Today (18th June 2019) I had the fantastic opportunity to attend (virtually) the Amazon Web Services (AWS) AWSomeDay conference. Up to now most of my cloud experience (both personally and professionally) has been via Microsoft Azure, which has allowed me to have fun completing various projects (bots, cognitive vision, temperature sensors etc), so I thought it was about time I took a proper look at the competition.
Note: AWS called the event their AWSOME DAY online conference, intentionally missing out the “e” of awesome. I apologise now if I slip and spell it as AWESOME DAY.
Note 2: I nabbed some of the graphics from the AWS presentations; the picture content is mainly theirs so…erm…copyright AWS on the images.

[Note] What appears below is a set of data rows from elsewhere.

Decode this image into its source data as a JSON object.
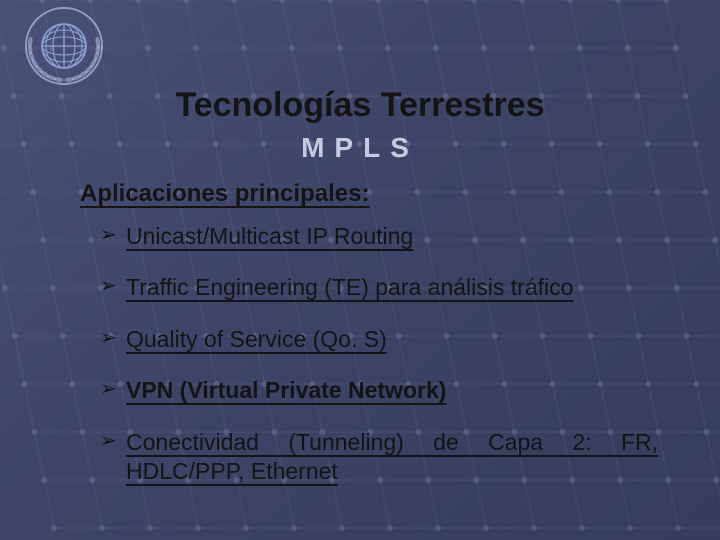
{
  "slide": {
    "title": "Tecnologías Terrestres",
    "subtitle": "MPLS",
    "section_heading": "Aplicaciones principales:",
    "bullet_marker": "➢",
    "bullets": [
      {
        "text": "Unicast/Multicast IP Routing",
        "bold": false
      },
      {
        "text": "Traffic Engineering (TE) para análisis tráfico",
        "bold": false
      },
      {
        "text": "Quality of Service (Qo. S)",
        "bold": false
      },
      {
        "text": "VPN (Virtual Private Network)",
        "bold": true
      },
      {
        "text": " Conectividad (Tunneling) de Capa 2: FR, HDLC/PPP, Ethernet",
        "bold": false
      }
    ]
  },
  "style": {
    "bg_gradient_from": "#4a5178",
    "bg_gradient_to": "#353c5c",
    "grid_line": "#6a7299",
    "grid_node": "#9aa3c8",
    "title_color": "#141414",
    "subtitle_color": "#c7cbe2",
    "text_color": "#141414",
    "title_fontsize": 34,
    "subtitle_fontsize": 28,
    "subtitle_letterspacing": 10,
    "heading_fontsize": 24,
    "bullet_fontsize": 23,
    "grid_cols": 15,
    "grid_rows": 11,
    "grid_cell": 48,
    "grid_node_radius": 3
  },
  "logo": {
    "name": "icao-logo",
    "globe_color": "#8fa1d6",
    "ring_color": "#b1bde4"
  }
}
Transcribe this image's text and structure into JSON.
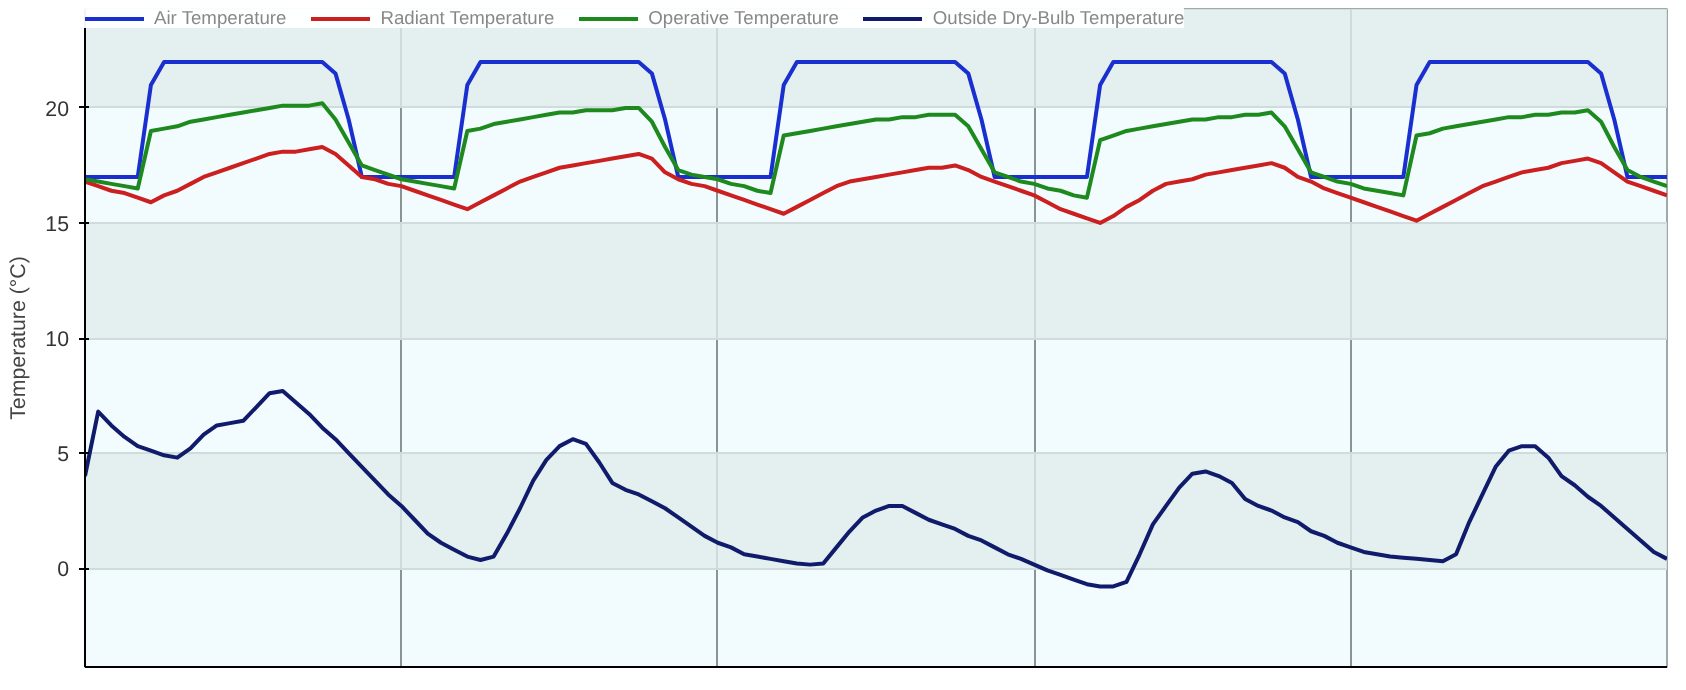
{
  "chart_data": {
    "type": "line",
    "ylabel": "Temperature (°C)",
    "ylim": [
      -4.3,
      24.3
    ],
    "yticks": [
      0,
      5,
      10,
      15,
      20
    ],
    "grid": true,
    "legend": "top",
    "tick_labels": "y",
    "line_style": "solid",
    "categories": [
      null,
      null,
      null,
      null,
      null,
      null,
      null,
      null,
      null,
      null,
      null,
      null,
      null,
      null,
      null,
      null,
      null,
      null,
      null,
      null,
      null,
      null,
      null,
      null,
      null,
      null,
      null,
      null,
      null,
      null,
      null,
      null,
      null,
      null,
      null,
      null,
      null,
      null,
      null,
      null,
      null,
      null,
      null,
      null,
      null,
      null,
      null,
      null,
      null,
      null,
      null,
      null,
      null,
      null,
      null,
      null,
      null,
      null,
      null,
      null,
      null,
      null,
      null,
      null,
      null,
      null,
      null,
      null,
      null,
      null,
      null,
      null,
      null,
      null,
      null,
      null,
      null,
      null,
      null,
      null,
      null,
      null,
      null,
      null,
      null,
      null,
      null,
      null,
      null,
      null,
      null,
      null,
      null,
      null,
      null,
      null,
      null,
      null,
      null,
      null,
      null,
      null,
      null,
      null,
      null,
      null,
      null,
      null,
      null,
      null,
      null,
      null,
      null,
      null,
      null,
      null,
      null,
      null,
      null,
      null,
      null
    ],
    "series": [
      {
        "name": "Air Temperature",
        "color": "#1a2fd0",
        "values": [
          17,
          17,
          17,
          17,
          17,
          21,
          22,
          22,
          22,
          22,
          22,
          22,
          22,
          22,
          22,
          22,
          22,
          22,
          22,
          21.5,
          19.5,
          17,
          17,
          17,
          17,
          17,
          17,
          17,
          17,
          21,
          22,
          22,
          22,
          22,
          22,
          22,
          22,
          22,
          22,
          22,
          22,
          22,
          22,
          21.5,
          19.5,
          17,
          17,
          17,
          17,
          17,
          17,
          17,
          17,
          21,
          22,
          22,
          22,
          22,
          22,
          22,
          22,
          22,
          22,
          22,
          22,
          22,
          22,
          21.5,
          19.5,
          17,
          17,
          17,
          17,
          17,
          17,
          17,
          17,
          21,
          22,
          22,
          22,
          22,
          22,
          22,
          22,
          22,
          22,
          22,
          22,
          22,
          22,
          21.5,
          19.5,
          17,
          17,
          17,
          17,
          17,
          17,
          17,
          17,
          21,
          22,
          22,
          22,
          22,
          22,
          22,
          22,
          22,
          22,
          22,
          22,
          22,
          22,
          21.5,
          19.5,
          17,
          17,
          17,
          17
        ]
      },
      {
        "name": "Radiant Temperature",
        "color": "#cc1f1f",
        "values": [
          16.8,
          16.6,
          16.4,
          16.3,
          16.1,
          15.9,
          16.2,
          16.4,
          16.7,
          17.0,
          17.2,
          17.4,
          17.6,
          17.8,
          18.0,
          18.1,
          18.1,
          18.2,
          18.3,
          18.0,
          17.5,
          17.0,
          16.9,
          16.7,
          16.6,
          16.4,
          16.2,
          16.0,
          15.8,
          15.6,
          15.9,
          16.2,
          16.5,
          16.8,
          17.0,
          17.2,
          17.4,
          17.5,
          17.6,
          17.7,
          17.8,
          17.9,
          18.0,
          17.8,
          17.2,
          16.9,
          16.7,
          16.6,
          16.4,
          16.2,
          16.0,
          15.8,
          15.6,
          15.4,
          15.7,
          16.0,
          16.3,
          16.6,
          16.8,
          16.9,
          17.0,
          17.1,
          17.2,
          17.3,
          17.4,
          17.4,
          17.5,
          17.3,
          17.0,
          16.8,
          16.6,
          16.4,
          16.2,
          15.9,
          15.6,
          15.4,
          15.2,
          15.0,
          15.3,
          15.7,
          16.0,
          16.4,
          16.7,
          16.8,
          16.9,
          17.1,
          17.2,
          17.3,
          17.4,
          17.5,
          17.6,
          17.4,
          17.0,
          16.8,
          16.5,
          16.3,
          16.1,
          15.9,
          15.7,
          15.5,
          15.3,
          15.1,
          15.4,
          15.7,
          16.0,
          16.3,
          16.6,
          16.8,
          17.0,
          17.2,
          17.3,
          17.4,
          17.6,
          17.7,
          17.8,
          17.6,
          17.2,
          16.8,
          16.6,
          16.4,
          16.2
        ]
      },
      {
        "name": "Operative Temperature",
        "color": "#1e8a1e",
        "values": [
          16.9,
          16.8,
          16.7,
          16.6,
          16.5,
          19.0,
          19.1,
          19.2,
          19.4,
          19.5,
          19.6,
          19.7,
          19.8,
          19.9,
          20.0,
          20.1,
          20.1,
          20.1,
          20.2,
          19.5,
          18.5,
          17.5,
          17.3,
          17.1,
          16.9,
          16.8,
          16.7,
          16.6,
          16.5,
          19.0,
          19.1,
          19.3,
          19.4,
          19.5,
          19.6,
          19.7,
          19.8,
          19.8,
          19.9,
          19.9,
          19.9,
          20.0,
          20.0,
          19.4,
          18.3,
          17.3,
          17.1,
          17.0,
          16.9,
          16.7,
          16.6,
          16.4,
          16.3,
          18.8,
          18.9,
          19.0,
          19.1,
          19.2,
          19.3,
          19.4,
          19.5,
          19.5,
          19.6,
          19.6,
          19.7,
          19.7,
          19.7,
          19.2,
          18.2,
          17.2,
          17.0,
          16.8,
          16.7,
          16.5,
          16.4,
          16.2,
          16.1,
          18.6,
          18.8,
          19.0,
          19.1,
          19.2,
          19.3,
          19.4,
          19.5,
          19.5,
          19.6,
          19.6,
          19.7,
          19.7,
          19.8,
          19.2,
          18.2,
          17.2,
          17.0,
          16.8,
          16.7,
          16.5,
          16.4,
          16.3,
          16.2,
          18.8,
          18.9,
          19.1,
          19.2,
          19.3,
          19.4,
          19.5,
          19.6,
          19.6,
          19.7,
          19.7,
          19.8,
          19.8,
          19.9,
          19.4,
          18.3,
          17.3,
          17.0,
          16.8,
          16.6
        ]
      },
      {
        "name": "Outside Dry-Bulb Temperature",
        "color": "#101c6b",
        "values": [
          4.0,
          6.8,
          6.2,
          5.7,
          5.3,
          5.1,
          4.9,
          4.8,
          5.2,
          5.8,
          6.2,
          6.3,
          6.4,
          7.0,
          7.6,
          7.7,
          7.2,
          6.7,
          6.1,
          5.6,
          5.0,
          4.4,
          3.8,
          3.2,
          2.7,
          2.1,
          1.5,
          1.1,
          0.8,
          0.5,
          0.35,
          0.5,
          1.5,
          2.6,
          3.8,
          4.7,
          5.3,
          5.6,
          5.4,
          4.6,
          3.7,
          3.4,
          3.2,
          2.9,
          2.6,
          2.2,
          1.8,
          1.4,
          1.1,
          0.9,
          0.6,
          0.5,
          0.4,
          0.3,
          0.2,
          0.15,
          0.2,
          0.9,
          1.6,
          2.2,
          2.5,
          2.7,
          2.7,
          2.4,
          2.1,
          1.9,
          1.7,
          1.4,
          1.2,
          0.9,
          0.6,
          0.4,
          0.15,
          -0.1,
          -0.3,
          -0.5,
          -0.7,
          -0.8,
          -0.8,
          -0.6,
          0.6,
          1.9,
          2.7,
          3.5,
          4.1,
          4.2,
          4.0,
          3.7,
          3.0,
          2.7,
          2.5,
          2.2,
          2.0,
          1.6,
          1.4,
          1.1,
          0.9,
          0.7,
          0.6,
          0.5,
          0.45,
          0.4,
          0.35,
          0.3,
          0.6,
          2.0,
          3.2,
          4.4,
          5.1,
          5.3,
          5.3,
          4.8,
          4.0,
          3.6,
          3.1,
          2.7,
          2.2,
          1.7,
          1.2,
          0.7,
          0.4
        ]
      }
    ]
  }
}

AWS started life way back in 2006 (I was in my 2nd year as a First Line IT Officer at that point) and the day showed that it has grown to offer a lot of different services over the last 13 years.
The AWSOME Day was split across:
- Opening Keynote
- AWS Cloud Concepts
- AWS Core Services
- AWS Security
- AWS Architecting
- AWS Pricing & Support
- Closing Remarks
I don’t think I could summarise the whole day into a single blog post, so instead I will be aiming to include the basic points.
AWS has lots of data centres

As with other cloud solutions, latency can be a factor so make sure to choose a region appropriate to the customer base. AWS offers 20 regions worth of selection.
Want options? AWS offers options. Lots of ’em.

I will admit I am impressed by the amount of services/options that AWS has, even my (personal) favourite of machine learning (ML) and IoT (if I can hook my Raspberry Pi up to a service then I’m happy).
Security is a BIG deal

I think all the talks mentioned IAM (Identity and Access Management) and the security discussion talked using roles rather then hard coding credentials whilst also making sure that accounts/role permissions are reviewed regularly, and that account activity is monitored. Monitoring and machine learning! If it can be automated I’m totally for it, especially if it reduces risk. Security is “job zero” and should be first and foremost amongst any discussion of cloud.
Processing…..Processing….Processing….

AWS offers Intel, AMD and ARM processors. Lots of ’em. And sometimes it is better (more efficient and cheaper) to have multiple instances rather than one super powerful instance. It’s all about scaling and knowing (or learning, ahem, maybe machine learning) when to scale. Also, newer processors may be better at being energy efficient, which is a potential saving that AWS passes on to customers if they switch to them.
Good Foundations

Personally this was my favourite discussion and it makes sense. A solid foundation is needed before any solution/plan is put into action. Security (IAM, control, protection, response), Reliability (change management, failure management), Cost Optimisation (supply/demand, expenditure awareness), Performance Efficiency (monitoring, reviewing) and Operational Excellence (manage/automate changes, respond, define standards) are all factors that should be defined and taken into consideration when designing a cloud solution (inside or outside of AWS).
Final Thoughts
I had a fun day, and (as with most things tech) I look forward to learning more about cloud solutions and AWS. Seeing how fast a website could be deployed and how much the AWS crew enjoy their product was great.